As Mama Rose got older, she grew even fonder of and more connected to her stories. She talked about the scandals of the Bradys and Hortons at dinner. She relayed the plots to me if we found ourselves alone together. On the day she died, during my winter break from college in 1976, Mama Rose spent the morning—as she always did—making meatballs and gravy (red sauce). As she cooked, I tried again to get her to tell me her own stories. What she remembered about Italy. What her life was like, the mother of 10 children married to a man she’d never loved.

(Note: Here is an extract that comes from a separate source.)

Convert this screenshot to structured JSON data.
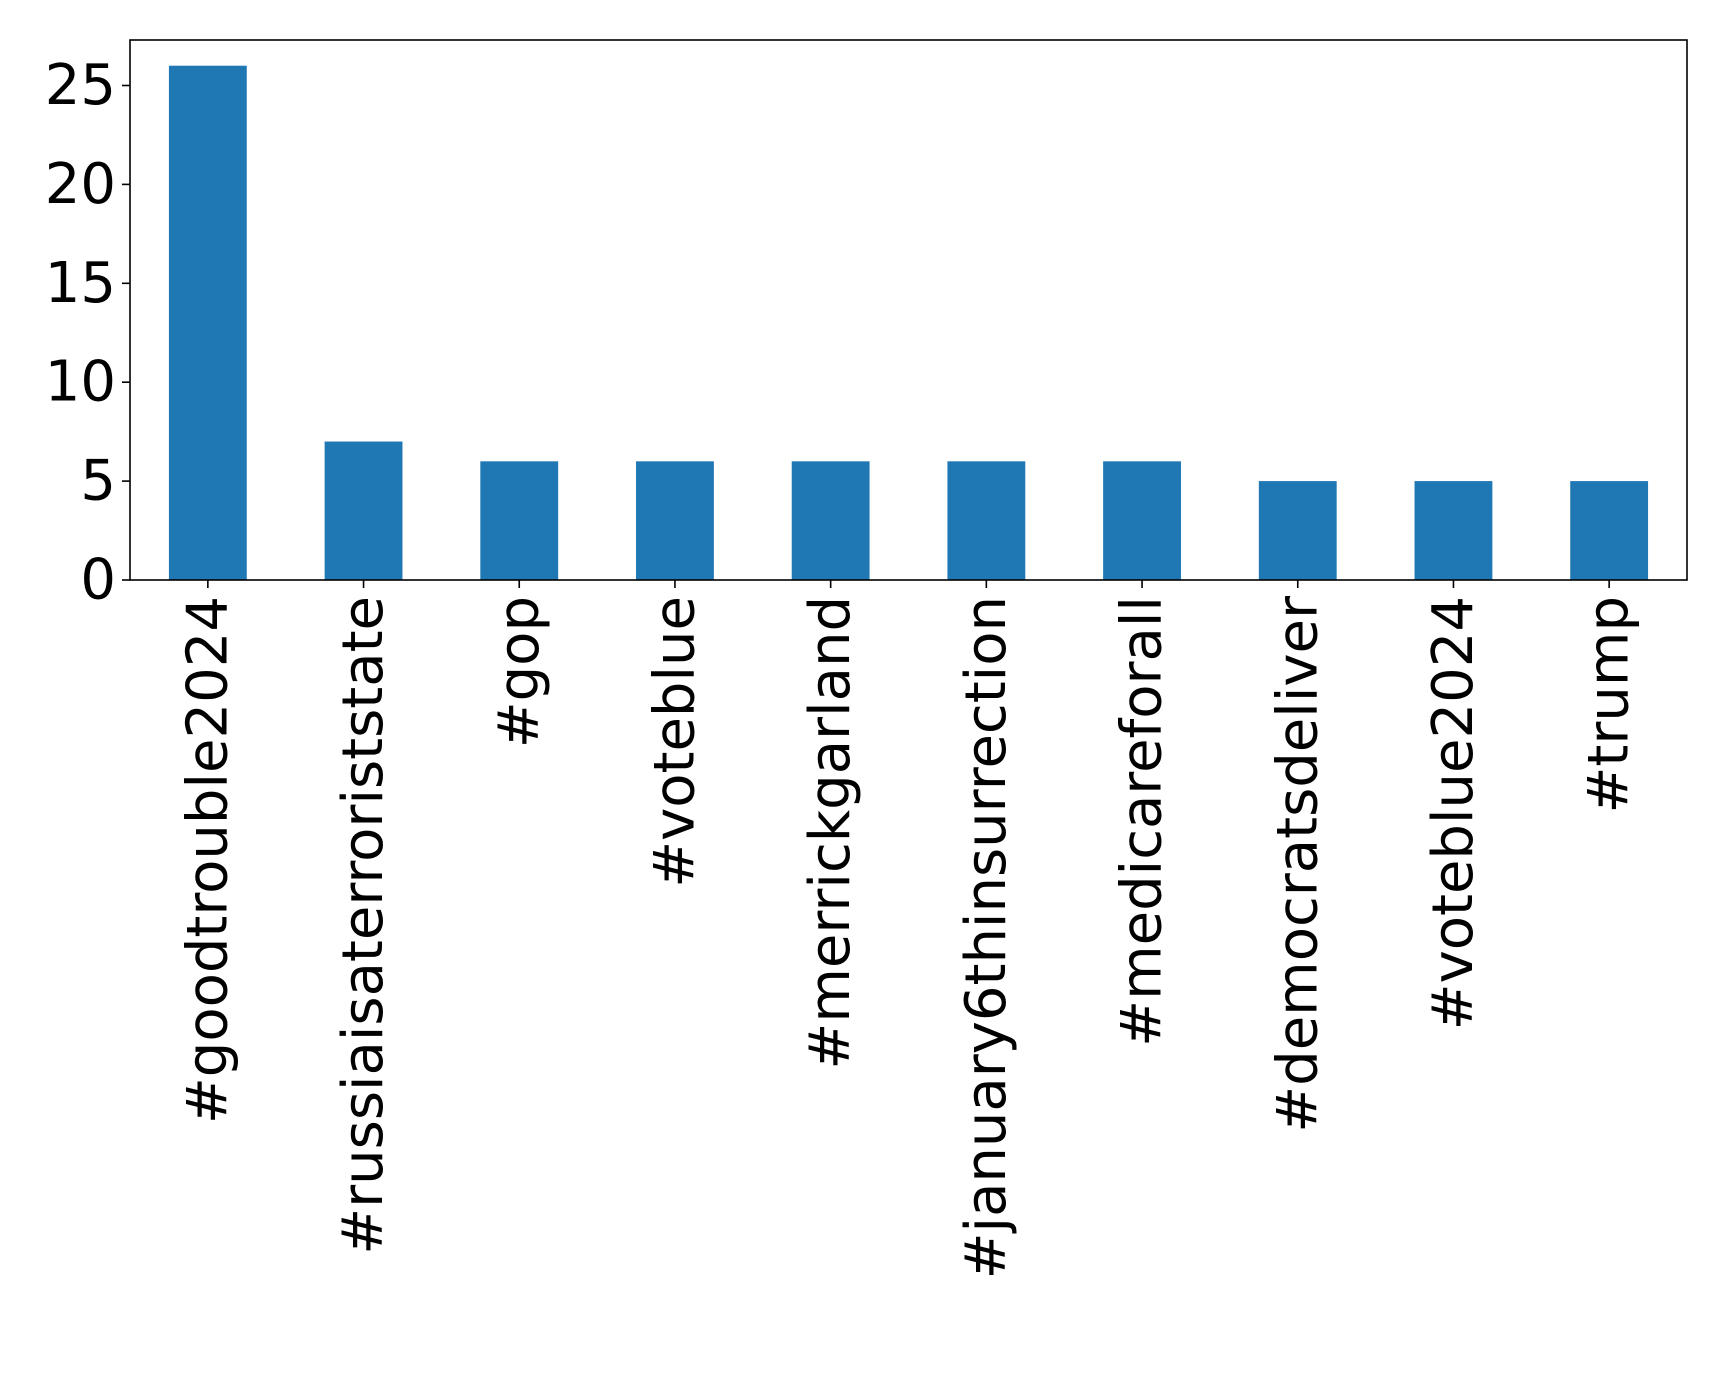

She told me the story of her arranged marriage, one I’d heard before but still counted among my favorites. Her parents had made an arranged marriage for her when she was 16 and my grand-father was 32. He had been born here, in America, which was considered a good thing. And he owned two barbershops, the one on Block Island and the one closer to home. Her parents believed she would be well taken care of by this older man with a trade and an American birth certificate. But the story ended badly: That summer on Block Island when he’d gotten the mosquito bite that infected him with triple E encephalitis, he’d gambled away the property on Block Island, assuming he’d be back by summer’s end to win it again.
“That idiot,” Mama Rose said, shaking her head. “We could have had a beach house! On Block Island!”
She handed me a hot, just-fried meatball on a fork and resumed her cooking.
I remember thinking how like a great novel her life had been: the unhappy marriage, the tragic deaths (for there were many, not just my grandfather but two of Mama Rose’s children as well), the lost fortunes. Like a Russian novel, I remember thinking. Like Shakespeare. Before I left to meet my father for lunch, she asked me turn on her stories. I did. There were Bob and Lisa Hughes, as if frozen in time, their world still turning.
As my father and I ate French dip sandwiches at a new restaurant in Providence, Mama Rose finished making her gravy and meatballs and, en route to the living room and her stories, sat down and died.
Since then I have understood why Mama Rose loved those soap operas. Another World used to open with an announcer intoning: “We do not live in this world alone, but in a thousand other worlds.” That, I realize now, was how Mama Rose found those other worlds. Unable to read, but with an imaginative and creative mind, she’d found stories the only place she could. How different her life might have been had she been able to read a book, as I do. How large it might have been, how far she might have traveled in her mind. Or maybe, with the help of Nancy Hughes, Liz Matthew, and Alice Horton, that’s exactly what she did.
Excerpted from the anthology Soap Opera Confidential (McFarland & Co., 2017).